The silence carried, and I heard the tick of the clock hanging just over the doorway of her office. She did not look up, but after a long moment of silence, she did, her expression the careful, practiced indifference of someone who’d spent years mastering the art of emotional camouflage.

“You’re imagining things,” she said, her tone dismissive but shaded with a tremor that gave her away.

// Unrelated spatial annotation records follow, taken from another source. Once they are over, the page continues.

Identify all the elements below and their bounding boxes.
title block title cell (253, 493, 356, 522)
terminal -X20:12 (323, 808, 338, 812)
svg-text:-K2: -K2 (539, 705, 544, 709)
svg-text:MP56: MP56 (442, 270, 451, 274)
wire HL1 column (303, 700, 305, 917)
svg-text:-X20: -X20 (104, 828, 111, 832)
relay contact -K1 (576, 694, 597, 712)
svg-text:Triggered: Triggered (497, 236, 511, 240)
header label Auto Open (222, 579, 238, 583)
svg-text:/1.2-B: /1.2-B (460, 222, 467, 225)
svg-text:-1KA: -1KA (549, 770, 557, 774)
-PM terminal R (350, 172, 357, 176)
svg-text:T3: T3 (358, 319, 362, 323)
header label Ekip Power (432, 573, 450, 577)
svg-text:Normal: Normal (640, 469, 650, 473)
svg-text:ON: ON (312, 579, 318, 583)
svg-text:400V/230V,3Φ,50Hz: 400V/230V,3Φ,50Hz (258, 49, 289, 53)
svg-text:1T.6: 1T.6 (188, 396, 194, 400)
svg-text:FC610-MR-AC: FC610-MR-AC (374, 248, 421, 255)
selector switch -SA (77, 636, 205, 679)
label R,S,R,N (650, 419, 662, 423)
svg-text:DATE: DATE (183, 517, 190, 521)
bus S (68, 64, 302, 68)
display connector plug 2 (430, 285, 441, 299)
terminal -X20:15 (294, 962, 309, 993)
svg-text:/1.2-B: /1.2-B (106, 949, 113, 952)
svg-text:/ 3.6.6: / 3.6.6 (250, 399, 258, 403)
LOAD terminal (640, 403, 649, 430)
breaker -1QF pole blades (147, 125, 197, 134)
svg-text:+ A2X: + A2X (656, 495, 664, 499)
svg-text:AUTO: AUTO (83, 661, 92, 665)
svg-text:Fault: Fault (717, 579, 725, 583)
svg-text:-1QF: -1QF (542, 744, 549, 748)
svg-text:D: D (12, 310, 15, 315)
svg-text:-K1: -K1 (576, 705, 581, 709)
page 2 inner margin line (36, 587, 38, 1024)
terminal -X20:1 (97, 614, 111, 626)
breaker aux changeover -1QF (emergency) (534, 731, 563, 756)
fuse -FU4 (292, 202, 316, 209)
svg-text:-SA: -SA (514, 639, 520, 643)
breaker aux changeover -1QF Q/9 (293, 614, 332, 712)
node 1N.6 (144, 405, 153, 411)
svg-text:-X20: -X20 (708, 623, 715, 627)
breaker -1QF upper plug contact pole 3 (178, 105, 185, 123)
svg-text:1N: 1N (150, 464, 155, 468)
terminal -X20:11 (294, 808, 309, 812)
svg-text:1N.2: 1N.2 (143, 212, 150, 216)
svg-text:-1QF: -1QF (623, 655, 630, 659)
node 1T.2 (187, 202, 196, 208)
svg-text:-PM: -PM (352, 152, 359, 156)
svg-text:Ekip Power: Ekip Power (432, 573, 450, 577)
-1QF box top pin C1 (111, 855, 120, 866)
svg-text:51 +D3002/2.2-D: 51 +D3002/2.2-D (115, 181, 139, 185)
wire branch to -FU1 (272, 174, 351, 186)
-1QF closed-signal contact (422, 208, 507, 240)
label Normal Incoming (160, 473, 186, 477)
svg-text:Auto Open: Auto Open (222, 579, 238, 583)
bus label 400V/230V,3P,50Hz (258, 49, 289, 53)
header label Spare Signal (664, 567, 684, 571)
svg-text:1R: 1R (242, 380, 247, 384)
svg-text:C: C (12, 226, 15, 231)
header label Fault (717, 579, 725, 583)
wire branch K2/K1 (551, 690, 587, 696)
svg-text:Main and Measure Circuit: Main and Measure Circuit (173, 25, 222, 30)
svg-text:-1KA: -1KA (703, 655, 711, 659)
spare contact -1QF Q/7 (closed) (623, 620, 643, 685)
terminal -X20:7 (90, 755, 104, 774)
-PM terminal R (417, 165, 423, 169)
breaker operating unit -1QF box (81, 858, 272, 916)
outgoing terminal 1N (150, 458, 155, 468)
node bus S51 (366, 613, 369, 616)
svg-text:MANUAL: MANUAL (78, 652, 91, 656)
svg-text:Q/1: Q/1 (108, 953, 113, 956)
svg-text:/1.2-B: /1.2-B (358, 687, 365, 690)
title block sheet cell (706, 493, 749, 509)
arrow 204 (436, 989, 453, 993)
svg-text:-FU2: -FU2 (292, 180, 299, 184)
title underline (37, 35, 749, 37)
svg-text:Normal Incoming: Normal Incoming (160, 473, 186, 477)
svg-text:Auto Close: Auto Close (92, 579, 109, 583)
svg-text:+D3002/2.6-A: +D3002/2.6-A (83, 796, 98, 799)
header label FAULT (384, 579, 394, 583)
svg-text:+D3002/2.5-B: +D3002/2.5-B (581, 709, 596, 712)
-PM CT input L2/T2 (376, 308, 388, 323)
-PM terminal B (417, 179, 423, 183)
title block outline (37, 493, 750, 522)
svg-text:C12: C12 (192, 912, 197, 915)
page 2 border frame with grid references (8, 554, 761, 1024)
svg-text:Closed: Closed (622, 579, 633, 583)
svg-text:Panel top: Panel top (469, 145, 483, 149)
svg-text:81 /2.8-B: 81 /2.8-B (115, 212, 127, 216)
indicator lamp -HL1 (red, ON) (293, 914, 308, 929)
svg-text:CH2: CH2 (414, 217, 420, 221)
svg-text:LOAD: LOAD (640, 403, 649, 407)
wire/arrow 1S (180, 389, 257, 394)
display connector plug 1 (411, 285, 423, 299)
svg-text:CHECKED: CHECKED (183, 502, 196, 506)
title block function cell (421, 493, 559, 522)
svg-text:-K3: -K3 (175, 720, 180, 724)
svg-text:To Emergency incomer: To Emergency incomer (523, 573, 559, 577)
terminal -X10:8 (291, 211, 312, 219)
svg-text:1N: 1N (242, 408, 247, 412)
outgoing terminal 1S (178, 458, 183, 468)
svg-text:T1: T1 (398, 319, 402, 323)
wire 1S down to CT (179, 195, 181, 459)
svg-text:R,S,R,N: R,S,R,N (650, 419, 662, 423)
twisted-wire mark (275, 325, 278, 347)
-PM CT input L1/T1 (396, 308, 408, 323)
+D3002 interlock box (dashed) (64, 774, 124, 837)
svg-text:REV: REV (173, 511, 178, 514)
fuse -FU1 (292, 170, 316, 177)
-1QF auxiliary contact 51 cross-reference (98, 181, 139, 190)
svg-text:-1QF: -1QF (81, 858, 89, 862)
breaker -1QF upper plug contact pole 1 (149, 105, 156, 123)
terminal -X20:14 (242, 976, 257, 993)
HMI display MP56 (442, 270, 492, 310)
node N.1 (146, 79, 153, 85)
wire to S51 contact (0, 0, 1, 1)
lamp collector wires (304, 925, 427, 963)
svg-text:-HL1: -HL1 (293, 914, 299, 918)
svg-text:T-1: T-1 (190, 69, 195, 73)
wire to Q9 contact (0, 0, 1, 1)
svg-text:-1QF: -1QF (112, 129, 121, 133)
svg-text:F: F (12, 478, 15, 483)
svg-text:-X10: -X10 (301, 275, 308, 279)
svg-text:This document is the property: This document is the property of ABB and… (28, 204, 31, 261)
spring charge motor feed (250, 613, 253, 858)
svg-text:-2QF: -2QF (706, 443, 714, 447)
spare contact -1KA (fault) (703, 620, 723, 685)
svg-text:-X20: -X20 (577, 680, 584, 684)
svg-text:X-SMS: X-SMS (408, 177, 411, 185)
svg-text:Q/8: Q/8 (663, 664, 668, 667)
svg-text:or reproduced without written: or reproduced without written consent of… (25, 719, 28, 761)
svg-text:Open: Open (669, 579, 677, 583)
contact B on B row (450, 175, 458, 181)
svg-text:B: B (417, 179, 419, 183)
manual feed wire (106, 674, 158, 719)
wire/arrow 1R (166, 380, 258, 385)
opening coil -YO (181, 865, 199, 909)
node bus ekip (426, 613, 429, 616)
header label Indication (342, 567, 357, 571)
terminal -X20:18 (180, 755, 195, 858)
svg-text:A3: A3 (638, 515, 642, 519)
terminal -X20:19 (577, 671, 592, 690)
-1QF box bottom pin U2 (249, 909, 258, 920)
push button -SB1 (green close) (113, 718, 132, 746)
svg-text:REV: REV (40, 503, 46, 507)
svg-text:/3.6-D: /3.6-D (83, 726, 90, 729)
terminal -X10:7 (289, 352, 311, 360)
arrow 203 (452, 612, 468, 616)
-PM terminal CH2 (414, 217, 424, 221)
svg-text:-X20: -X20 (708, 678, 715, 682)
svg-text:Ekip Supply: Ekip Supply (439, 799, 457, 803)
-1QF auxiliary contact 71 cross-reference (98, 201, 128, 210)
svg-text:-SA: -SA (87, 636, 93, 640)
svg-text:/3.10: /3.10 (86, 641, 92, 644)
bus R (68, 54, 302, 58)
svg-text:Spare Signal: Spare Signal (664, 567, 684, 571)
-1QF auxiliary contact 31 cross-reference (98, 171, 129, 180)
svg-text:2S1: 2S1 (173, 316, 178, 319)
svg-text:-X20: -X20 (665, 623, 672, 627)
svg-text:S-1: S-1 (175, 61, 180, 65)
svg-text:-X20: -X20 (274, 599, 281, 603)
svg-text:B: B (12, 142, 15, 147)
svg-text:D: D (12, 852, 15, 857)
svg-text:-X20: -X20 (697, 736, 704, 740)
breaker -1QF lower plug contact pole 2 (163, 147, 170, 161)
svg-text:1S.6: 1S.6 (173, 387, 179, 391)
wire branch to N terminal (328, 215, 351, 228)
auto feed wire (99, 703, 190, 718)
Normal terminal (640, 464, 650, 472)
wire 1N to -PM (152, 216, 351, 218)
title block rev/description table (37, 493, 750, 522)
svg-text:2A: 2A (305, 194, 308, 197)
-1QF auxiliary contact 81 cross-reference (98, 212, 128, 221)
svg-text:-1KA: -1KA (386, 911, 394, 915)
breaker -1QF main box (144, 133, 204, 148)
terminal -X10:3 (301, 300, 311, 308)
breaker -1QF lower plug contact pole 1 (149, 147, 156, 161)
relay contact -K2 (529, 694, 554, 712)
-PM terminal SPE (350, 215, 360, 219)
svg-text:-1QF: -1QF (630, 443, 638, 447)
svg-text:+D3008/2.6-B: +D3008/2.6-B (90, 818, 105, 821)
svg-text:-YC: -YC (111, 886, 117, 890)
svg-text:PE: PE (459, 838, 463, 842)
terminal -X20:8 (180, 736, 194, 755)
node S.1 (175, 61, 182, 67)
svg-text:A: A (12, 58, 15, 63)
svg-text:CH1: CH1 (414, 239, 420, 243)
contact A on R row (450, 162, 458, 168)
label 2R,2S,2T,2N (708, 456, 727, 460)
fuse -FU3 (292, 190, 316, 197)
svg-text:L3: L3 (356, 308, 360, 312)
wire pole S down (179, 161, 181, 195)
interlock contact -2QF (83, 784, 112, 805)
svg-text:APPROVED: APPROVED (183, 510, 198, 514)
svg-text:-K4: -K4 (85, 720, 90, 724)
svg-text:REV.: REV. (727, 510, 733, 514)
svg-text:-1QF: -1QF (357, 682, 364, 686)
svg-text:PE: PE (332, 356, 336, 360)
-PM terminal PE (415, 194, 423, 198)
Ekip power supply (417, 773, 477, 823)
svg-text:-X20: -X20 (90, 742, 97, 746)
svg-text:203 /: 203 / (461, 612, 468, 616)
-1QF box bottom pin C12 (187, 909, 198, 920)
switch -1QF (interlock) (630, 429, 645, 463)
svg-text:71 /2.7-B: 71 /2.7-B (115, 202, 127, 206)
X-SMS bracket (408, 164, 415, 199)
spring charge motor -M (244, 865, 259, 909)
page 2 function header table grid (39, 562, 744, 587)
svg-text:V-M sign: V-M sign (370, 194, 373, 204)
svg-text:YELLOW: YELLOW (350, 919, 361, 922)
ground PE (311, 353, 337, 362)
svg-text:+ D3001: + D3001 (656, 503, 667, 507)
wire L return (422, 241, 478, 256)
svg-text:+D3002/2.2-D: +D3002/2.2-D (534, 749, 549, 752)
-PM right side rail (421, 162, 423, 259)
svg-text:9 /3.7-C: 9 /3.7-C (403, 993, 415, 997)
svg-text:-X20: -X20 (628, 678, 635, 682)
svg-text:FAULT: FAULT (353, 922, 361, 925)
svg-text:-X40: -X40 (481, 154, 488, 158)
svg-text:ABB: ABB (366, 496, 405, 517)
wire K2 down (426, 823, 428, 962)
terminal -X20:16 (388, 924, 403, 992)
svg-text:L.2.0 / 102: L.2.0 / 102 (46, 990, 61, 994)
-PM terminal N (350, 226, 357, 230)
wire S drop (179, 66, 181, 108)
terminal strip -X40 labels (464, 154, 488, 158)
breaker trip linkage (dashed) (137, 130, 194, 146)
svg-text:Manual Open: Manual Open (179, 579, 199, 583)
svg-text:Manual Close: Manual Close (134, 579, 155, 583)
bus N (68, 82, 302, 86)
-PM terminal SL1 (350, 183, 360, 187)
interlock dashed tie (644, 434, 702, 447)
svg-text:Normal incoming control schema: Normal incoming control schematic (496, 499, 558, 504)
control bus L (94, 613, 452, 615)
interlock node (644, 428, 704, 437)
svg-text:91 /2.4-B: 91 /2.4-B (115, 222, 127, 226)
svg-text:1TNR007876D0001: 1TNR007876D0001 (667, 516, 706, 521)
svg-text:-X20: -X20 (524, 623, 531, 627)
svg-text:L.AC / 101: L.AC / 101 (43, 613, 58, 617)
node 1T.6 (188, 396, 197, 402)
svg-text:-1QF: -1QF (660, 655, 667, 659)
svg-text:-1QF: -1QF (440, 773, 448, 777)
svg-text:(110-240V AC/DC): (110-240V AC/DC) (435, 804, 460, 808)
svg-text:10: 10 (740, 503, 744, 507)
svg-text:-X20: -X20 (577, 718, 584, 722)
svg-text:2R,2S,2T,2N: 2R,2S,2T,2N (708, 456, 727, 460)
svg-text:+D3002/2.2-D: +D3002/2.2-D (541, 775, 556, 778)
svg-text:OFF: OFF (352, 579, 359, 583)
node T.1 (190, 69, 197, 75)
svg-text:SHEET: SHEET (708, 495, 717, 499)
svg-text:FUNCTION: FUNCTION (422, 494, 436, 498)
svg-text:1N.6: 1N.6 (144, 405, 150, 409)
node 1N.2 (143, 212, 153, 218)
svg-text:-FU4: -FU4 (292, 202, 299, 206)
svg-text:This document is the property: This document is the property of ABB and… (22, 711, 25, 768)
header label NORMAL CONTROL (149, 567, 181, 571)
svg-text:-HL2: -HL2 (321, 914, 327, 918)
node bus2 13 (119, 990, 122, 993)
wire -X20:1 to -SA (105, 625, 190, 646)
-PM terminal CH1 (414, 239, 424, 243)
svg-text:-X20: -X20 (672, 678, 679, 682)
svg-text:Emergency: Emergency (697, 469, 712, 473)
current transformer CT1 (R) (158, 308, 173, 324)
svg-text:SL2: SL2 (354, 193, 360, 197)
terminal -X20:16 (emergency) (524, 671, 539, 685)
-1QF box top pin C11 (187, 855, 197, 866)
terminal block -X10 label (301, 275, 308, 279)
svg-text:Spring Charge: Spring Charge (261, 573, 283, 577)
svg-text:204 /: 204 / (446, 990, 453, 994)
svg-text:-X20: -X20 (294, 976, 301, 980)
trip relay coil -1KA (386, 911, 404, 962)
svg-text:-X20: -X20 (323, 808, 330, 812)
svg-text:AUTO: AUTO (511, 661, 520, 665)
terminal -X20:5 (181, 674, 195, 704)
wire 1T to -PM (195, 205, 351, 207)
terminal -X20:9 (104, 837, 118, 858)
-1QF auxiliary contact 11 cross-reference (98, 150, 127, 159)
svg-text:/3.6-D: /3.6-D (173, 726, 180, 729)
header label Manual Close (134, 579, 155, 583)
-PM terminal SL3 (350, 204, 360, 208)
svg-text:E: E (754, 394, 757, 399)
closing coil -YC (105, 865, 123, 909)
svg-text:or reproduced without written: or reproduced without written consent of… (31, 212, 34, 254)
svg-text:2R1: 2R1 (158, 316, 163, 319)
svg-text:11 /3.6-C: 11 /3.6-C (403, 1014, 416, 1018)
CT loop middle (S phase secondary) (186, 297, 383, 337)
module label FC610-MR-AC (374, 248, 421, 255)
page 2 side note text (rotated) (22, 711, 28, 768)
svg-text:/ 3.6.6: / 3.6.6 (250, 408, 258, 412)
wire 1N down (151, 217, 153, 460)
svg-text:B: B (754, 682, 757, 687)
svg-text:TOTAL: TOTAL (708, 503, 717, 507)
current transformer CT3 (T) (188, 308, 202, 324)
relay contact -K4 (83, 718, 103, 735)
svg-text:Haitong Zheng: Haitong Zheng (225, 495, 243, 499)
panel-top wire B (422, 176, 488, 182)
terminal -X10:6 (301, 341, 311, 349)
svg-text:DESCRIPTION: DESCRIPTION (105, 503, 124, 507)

I wanted to believe her, to accept the diversion she offered, but she’d forgotten who I was. I wasn’t just some random guy she dommed. I was the heir to the Azzaro family and had been well versed in reading people and situations. The tension in her arms and the deliberate steadiness of her breathing told another story. She was disturbed, shaken, maybe by something I’d done. I braced for a blow, a fresh revelation, but she only sat back at her desk.

“Was it my father?” I asked, voice barely above a whisper, the taste of smoke and fear still thick on my tongue. “Did he—”

“No,” she interrupted too sharply. “It’s not that. He hasn’t . . . He’s not . . . It’s not him.” Her eyes flicked to mine, and for a fleeting second, the mask slipped—anguish, raw, and undisguised—before she yanked it back into place.

“Then what?” I asked and hated how desperate I sounded.

More silence. Then, as if she’d rehearsed it, she managed a tight smile, her gaze skittering away from me. “You look like you wrestled a vulture and lost, Gavriel.” Her words, though light, carried an undercurrent of concern, while she not so subtly changed the subject.

“Close,” I admitted, slumping into the chair in front of her desk. I’d let her have this one for now. “Just left a meeting with my father.” She nodded, waiting for me to finish. “He’s not exactly thrilled or quiet about it. Shit is going sideways in the family business.”

Her head tipped to the side slightly as she read between the lines. “And that’s why the Owl’s Talon looks like he’s aged ten years in an hour?”

Chuckling, I met her gaze. “Maybe twenty.”

“Anything I can do to help?”

Not unless you know how to get the FBI off my ass and foresee the future on any shipments that I fuck up that I didn’t even know existed.

“Nah.”

We sat quietly for a long moment before she stood, circled the desk, and as she lifted my chin, she met my gaze. “What does my pretty boy need from his Goddess?”

How was she able to shove aside her concerns to focus on me? Her ability to navigate the whirlpool of emotions was incredible. She didn’t speak, but I could see the wheels turning in her head. Yes, she was waiting for my reply, but she was also giving thoughtful consideration to what I needed. To see if she could find a way to help me relax. It was strange to see someone put their focus so wholly on me, despite their own turmoil.

As I held her gaze, there was only one thought going through my head. I felt a bit like a child but asked, “Can I just hold you?”